Musée de Saint-Antoine-l'Abbaye
http://migration2005.cg38.fr/pages/index12/Commun/images/img895.jpg
Installé sous les voûtes de l'ancien noviciat, le musée présente une exposition permanente sur la vie de saint Antoine l'Egyptien et l'histoire des Chanoines hospitaliers de Saint-Antoine, ordre puissant du Moyen Age au XVIIIe siècle. Des expositions temporaires sont proposées chaque année.


Musée de la Révolution française de Vizille
http://migration2005.cg38.fr/pages/index12/Commun/images/img915.jpg
Visites guidées pour groupes sur rendez-vous Le musée a pour thème les aspects variés de l'histoire de la Révolution, ainsi que la création artistique et les transformations culturelles en Europe, des Lumières au romantisme. Installé dans le château où a eu lieu l'Assemblée de Vizille le 21 juillet 1788, il présente des œuvres d'art et des objets d'histoire de l'époque ainsi que des œuvres des XIXe et XXe siècles inspirées par la Révolution française.

Ensemble d'art sacré contemporain de Saint-Pierre de-Chartreuse
http://migration2005.cg38.fr/pages/index12/Commun/images/img897.jpg
Au cœur du Parc naturel régional de la Chartreuse, l'église de Saint-Hugues présente l'originalité d'avoir été entièrement décorée par le peintre Arcabas. De monumentales peintures aux dominantes rouge et or ornent le chœur et les murs de l'édifice.
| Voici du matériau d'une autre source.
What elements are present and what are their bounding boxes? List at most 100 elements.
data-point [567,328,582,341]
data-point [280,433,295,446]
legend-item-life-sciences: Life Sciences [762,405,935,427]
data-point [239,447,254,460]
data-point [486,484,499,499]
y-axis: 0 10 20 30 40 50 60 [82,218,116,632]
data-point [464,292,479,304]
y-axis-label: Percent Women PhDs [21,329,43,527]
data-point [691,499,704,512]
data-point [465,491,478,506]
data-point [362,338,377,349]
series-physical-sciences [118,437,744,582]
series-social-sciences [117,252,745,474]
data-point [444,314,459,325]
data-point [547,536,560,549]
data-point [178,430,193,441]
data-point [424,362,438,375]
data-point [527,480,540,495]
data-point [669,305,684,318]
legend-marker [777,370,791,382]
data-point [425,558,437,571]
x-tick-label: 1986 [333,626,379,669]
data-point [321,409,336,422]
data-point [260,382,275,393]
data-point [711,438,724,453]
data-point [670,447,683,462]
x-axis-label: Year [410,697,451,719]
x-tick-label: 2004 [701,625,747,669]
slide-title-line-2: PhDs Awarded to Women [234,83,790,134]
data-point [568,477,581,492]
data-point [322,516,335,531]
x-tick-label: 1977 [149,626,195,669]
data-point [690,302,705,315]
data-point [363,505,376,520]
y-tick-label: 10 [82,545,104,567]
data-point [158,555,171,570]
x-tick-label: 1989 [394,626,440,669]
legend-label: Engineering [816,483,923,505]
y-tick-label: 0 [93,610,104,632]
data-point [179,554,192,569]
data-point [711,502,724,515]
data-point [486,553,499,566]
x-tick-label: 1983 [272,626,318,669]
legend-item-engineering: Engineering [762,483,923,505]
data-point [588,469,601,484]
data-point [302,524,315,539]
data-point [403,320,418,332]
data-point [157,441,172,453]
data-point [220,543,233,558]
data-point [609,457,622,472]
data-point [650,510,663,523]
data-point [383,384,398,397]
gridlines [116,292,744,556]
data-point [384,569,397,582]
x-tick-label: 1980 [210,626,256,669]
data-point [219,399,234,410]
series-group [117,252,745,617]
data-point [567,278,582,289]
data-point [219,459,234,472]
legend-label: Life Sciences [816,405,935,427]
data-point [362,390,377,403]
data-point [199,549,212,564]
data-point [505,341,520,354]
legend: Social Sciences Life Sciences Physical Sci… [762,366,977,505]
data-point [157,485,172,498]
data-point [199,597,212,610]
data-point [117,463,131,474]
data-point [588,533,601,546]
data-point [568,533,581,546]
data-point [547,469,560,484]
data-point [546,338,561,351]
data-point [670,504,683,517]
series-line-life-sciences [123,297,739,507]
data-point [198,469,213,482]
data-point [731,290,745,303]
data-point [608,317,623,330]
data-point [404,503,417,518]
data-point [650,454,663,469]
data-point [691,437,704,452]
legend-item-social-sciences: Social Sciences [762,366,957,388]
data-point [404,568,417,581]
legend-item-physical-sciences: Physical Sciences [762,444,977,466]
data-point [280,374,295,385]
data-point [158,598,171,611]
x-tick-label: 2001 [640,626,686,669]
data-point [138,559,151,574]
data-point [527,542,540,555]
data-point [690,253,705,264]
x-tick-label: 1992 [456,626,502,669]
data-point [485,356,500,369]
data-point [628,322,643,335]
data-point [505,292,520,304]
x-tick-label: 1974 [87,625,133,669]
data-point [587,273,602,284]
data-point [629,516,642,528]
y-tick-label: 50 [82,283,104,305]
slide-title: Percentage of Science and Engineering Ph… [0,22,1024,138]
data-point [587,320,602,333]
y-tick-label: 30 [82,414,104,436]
Une décoration flamboyante qui se prolonge dans les vitraux, le tabernacle et l'autel sculptés, les sols gravés et les portes ornées de clouteries.



PS : les Musees Nationaux sont gratuits le premier dimanche du mois !

logue
January 13th, 2006, 04:50 PM
C pour la phobie de collectionner!!!

Olympique_Lyonnais
January 13th, 2006, 04:54 PM
il faut croire que les parisiens sont des enfants gates et pourris !
si ca vous emmerde tant que ca, donnez nous le louvre et le musee d'histoire naturelle ! je suis sur qu'on leur trouverais une petite place a lyon et que beaucoup serais content de les avoir ici ... en tout cas moi oui !

St!ckyesman
January 13th, 2006, 06:41 PM
non je suis apprenti et j'ai vraiment pas le temps d'y aller
de toute facon j'ai le net pour ca alors le musee non :sleepy:
et puis ca coute cher :)


On ne peut pas apprécier une oeuvre simplement en la regardant derriere son écran 17", d'ailleurs c'est pas si cher que ça, tous les musées de la Ville de Paris sont gratuits!

mohamed
January 13th, 2006, 07:07 PM
On ne peut pas apprécier une oeuvre simplement en la regardant derriere son écran 17", d'ailleurs c'est pas si cher que ça, tous les musées de la Ville de Paris sont gratuits!

je redis plus haut je n'ai pas le temps de visiter un musee car je travaille la semaine et y compris le week end
ok je retire ce que je venais de dire sur les musee

Edit de la modération : on l'a retiré pour toi...pas la peine de jeter de l'huile sur le feu. Merci. Bonne soirée.